I may have to apologise on behalf of the media in Nigeria, it is a culture, you know; media practitioners, even around the world censor information, often, because of the practical standard of minimizing the extent of perception damage to an institution or sector.

The talking date didn’t happen after all, though we shifted the appointment twice, we could not get to meet. It suddenly turned out that the journalist’s temporary residence on Victoria Island, Lagos, was a travelling distance to my office in Ikeja, Lagos. The poor journalist made frantic efforts to get to Ikeja two times but he was not quite knowledgeable about the hours of convenient movement in the state. He always ended up in a traffic gridlock, and the two times he was compelled to ask his cab driver to turn back at the next access road; incidentally, such an access road won’t be available until he gets to the Gbagada end of the 3rd Mainland Bridge where he’s also confronted with a non-moving lines of vehicles.

Well, as it were, I guess the Lagos traffic logjam helped out of a dilemma for the first time. Courtesies won’t allow me to reject an interview appointment with a colleague practitioner but, I was quite apprehensive that some information may not be right for this kind of discussion. So naturally, I was not going to encourage the journalist to get to Ikeja, and I refused to offer the option of locating him on the Island.

The kernel of my revelation here is that most of us have become co-conspirators in the some what cultic ways of information dispensation. The Mafian rule of absolute silence dominates information processing and dissemination; I ascertained the journalist must have been convinced he was not getting the quality of information he needed from official quarters, the reason he resorted to self help.

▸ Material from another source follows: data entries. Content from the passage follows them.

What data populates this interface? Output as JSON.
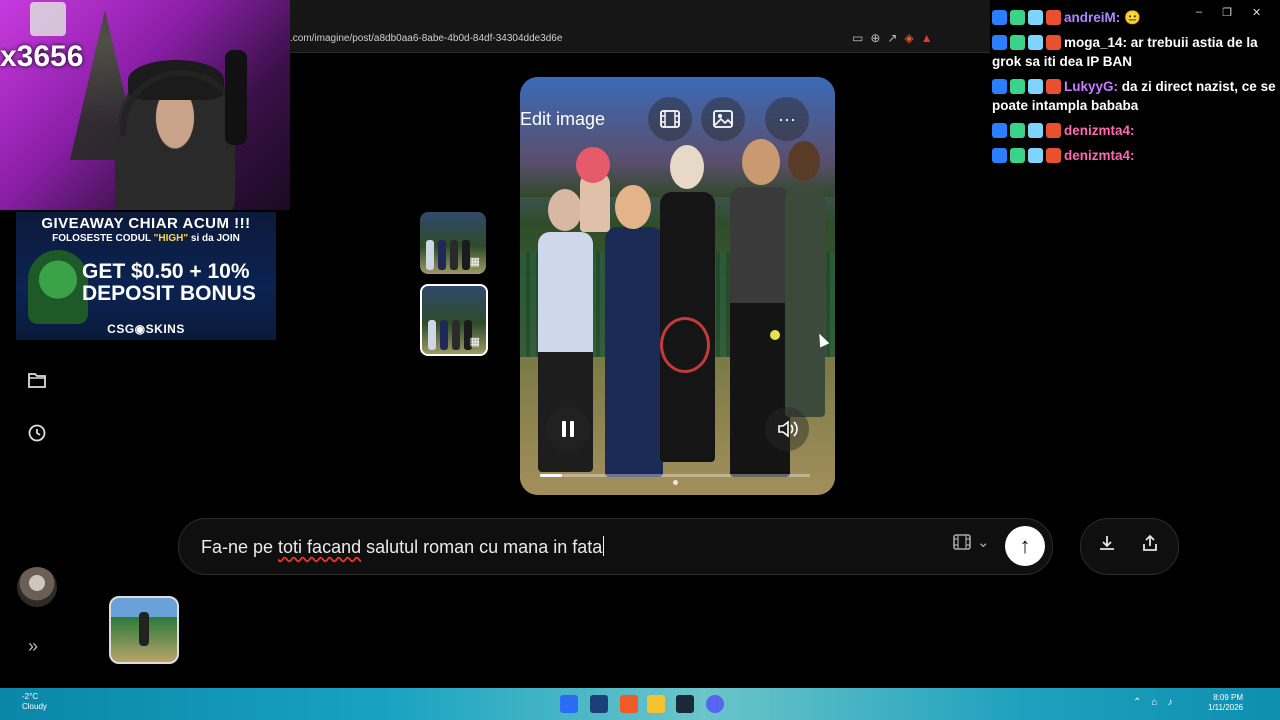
{
  "browser": {
    "url": ".com/imagine/post/a8db0aa6-8abe-4b0d-84df-34304dde3d6e",
    "url_icons": [
      "cast-icon",
      "zoom-icon",
      "share-icon",
      "brave-shield-icon",
      "rewards-icon"
    ],
    "window_controls": [
      "minimize-icon",
      "maximize-icon",
      "close-icon"
    ]
  },
  "stream": {
    "cam_name": "x3656",
    "giveaway": {
      "line1": "GIVEAWAY CHIAR ACUM !!!",
      "line2_pre": "FOLOSESTE CODUL ",
      "line2_code": "\"HIGH\"",
      "line2_post": " si da JOIN",
      "line3": "GET $0.50 + 10%",
      "line4": "DEPOSIT BONUS",
      "brand": "CSG◉SKINS"
    }
  },
  "nav": {
    "folder_icon": "folder-icon",
    "history_icon": "history-icon",
    "expand": "»"
  },
  "viewer": {
    "edit_label": "Edit image",
    "progress": 0.08,
    "more": "···"
  },
  "chat": {
    "messages": [
      {
        "nick": "andreiM:",
        "nick_color": "#b088ff",
        "text": "😐"
      },
      {
        "nick": "moga_14:",
        "nick_color": "#ffffff",
        "text": "ar trebuii astia de la grok sa iti dea IP BAN"
      },
      {
        "nick": "LukyyG:",
        "nick_color": "#c77dff",
        "text": "da zi direct nazist, ce se poate intampla bababa"
      },
      {
        "nick": "denizmta4:",
        "nick_color": "#ff6ab0",
        "text": ""
      },
      {
        "nick": "denizmta4:",
        "nick_color": "#ff6ab0",
        "text": ""
      }
    ]
  },
  "prompt": {
    "text_pre": "Fa-ne pe ",
    "text_misspelled": "toti facand",
    "text_post": " salutul roman cu mana in fata"
  },
  "taskbar": {
    "weather_temp": "-2°C",
    "weather_desc": "Cloudy",
    "time": "8:09 PM",
    "date": "1/11/2026"
  },
  "colors": {
    "accent": "#ffffff",
    "taskbar": "#18a2c2"
  }
}
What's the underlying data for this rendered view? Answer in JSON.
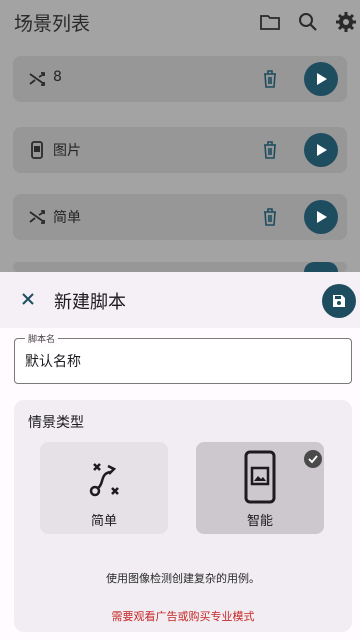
{
  "background": {
    "title": "场景列表",
    "toolbar_icons": [
      "folder-icon",
      "search-icon",
      "gear-icon"
    ],
    "scenarios": [
      {
        "label": "8",
        "icon": "shuffle-icon"
      },
      {
        "label": "图片",
        "icon": "phone-image-icon"
      },
      {
        "label": "简单",
        "icon": "shuffle-icon"
      }
    ]
  },
  "sheet": {
    "title": "新建脚本",
    "name_field": {
      "label": "脚本名",
      "value": "默认名称"
    },
    "type_card": {
      "title": "情景类型",
      "options": [
        {
          "label": "简单",
          "icon": "flow-path-icon",
          "selected": false
        },
        {
          "label": "智能",
          "icon": "phone-image-icon",
          "selected": true
        }
      ],
      "description": "使用图像检测创建复杂的用例。",
      "warning": "需要观看广告或购买专业模式"
    }
  },
  "colors": {
    "accent": "#1f4d60",
    "warning": "#c62828",
    "sheet_bg": "#fffbfe",
    "scrim": "#a3a3a3"
  }
}
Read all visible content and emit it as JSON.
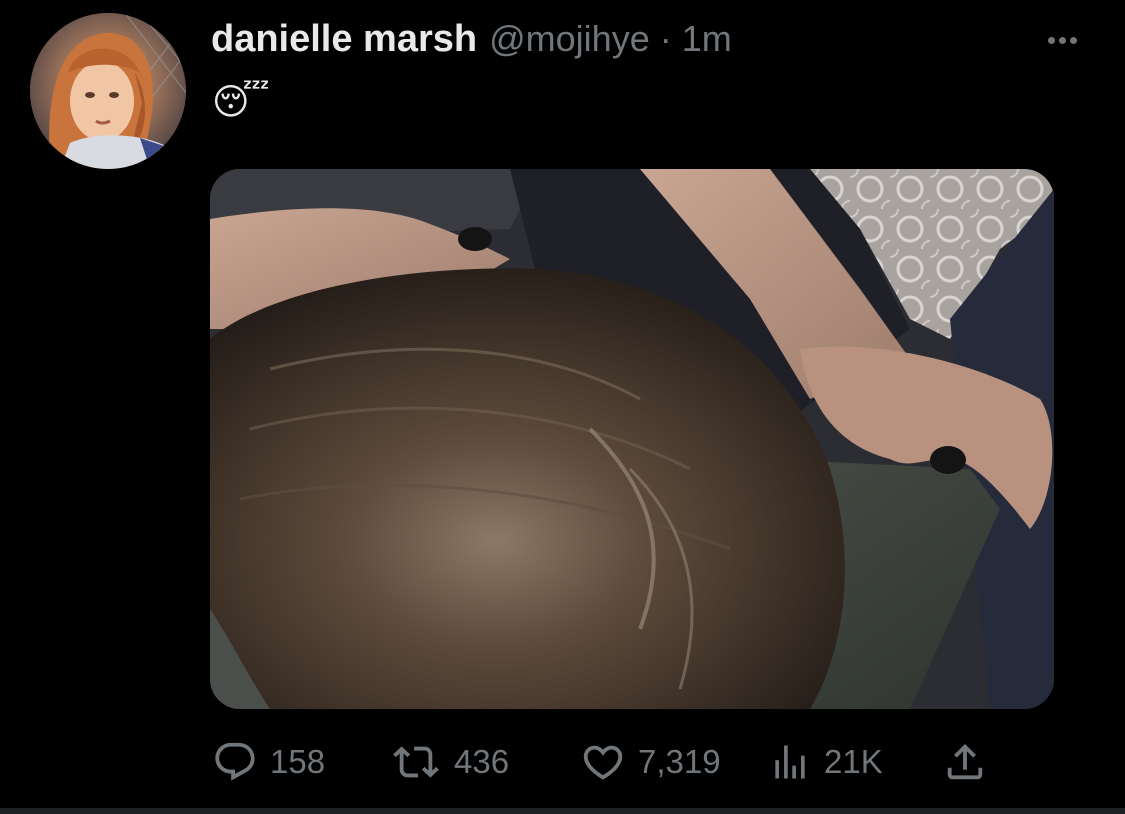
{
  "tweet": {
    "author": {
      "display_name": "danielle marsh",
      "handle": "@mojihye",
      "avatar_icon": "profile-photo"
    },
    "separator": "·",
    "time": "1m",
    "text": "😴",
    "more_icon": "more-horizontal-icon",
    "media": {
      "kind": "photo"
    },
    "actions": {
      "reply": {
        "icon": "reply-icon",
        "count": "158"
      },
      "retweet": {
        "icon": "retweet-icon",
        "count": "436"
      },
      "like": {
        "icon": "heart-icon",
        "count": "7,319"
      },
      "views": {
        "icon": "views-icon",
        "count": "21K"
      },
      "share": {
        "icon": "share-icon"
      }
    }
  },
  "colors": {
    "background": "#000000",
    "primary_text": "#e7e9ea",
    "secondary_text": "#71767b",
    "divider": "#1e2124"
  }
}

In self respecting countries, information is key, either in political governance or corporate relationship. To get required information that are in the public domain, all one needed do was to go on dedicated website or get a journal of the government agency or company you wanted to know its details. It’s that simple.

This tells much on the integrity of information, where information is treated as a prized jewel to be hidden in the bunkers of atomic bomb as it is the culture in Nigeria, concerned communities of the agency or company treat such information with a strong dose of suspicion. This has become so endemic that routine statistical information from the office of statistics is addressed with nonchalance in the public place. Bank statements of account, a document that is supposed to be sacrosanct in facts and details, are for Nigerians, another fanciful fictional paper work conveyed to the public in consummation of lip service to the satisfaction of a legal requirement that has lost all its potency of sanction many years ago.

Disclosure in governance and corporate relationship is essential to confidence building and until the breach of this is punishable not by the letters of laws but by political will, the nation would continue to flourish in the appalling cesspit of wheeler-dealing, creating a continuous circle of privileged insiders and ignorant outsiders.

Can the parliament take another look at the Freedom of Information Bill, please.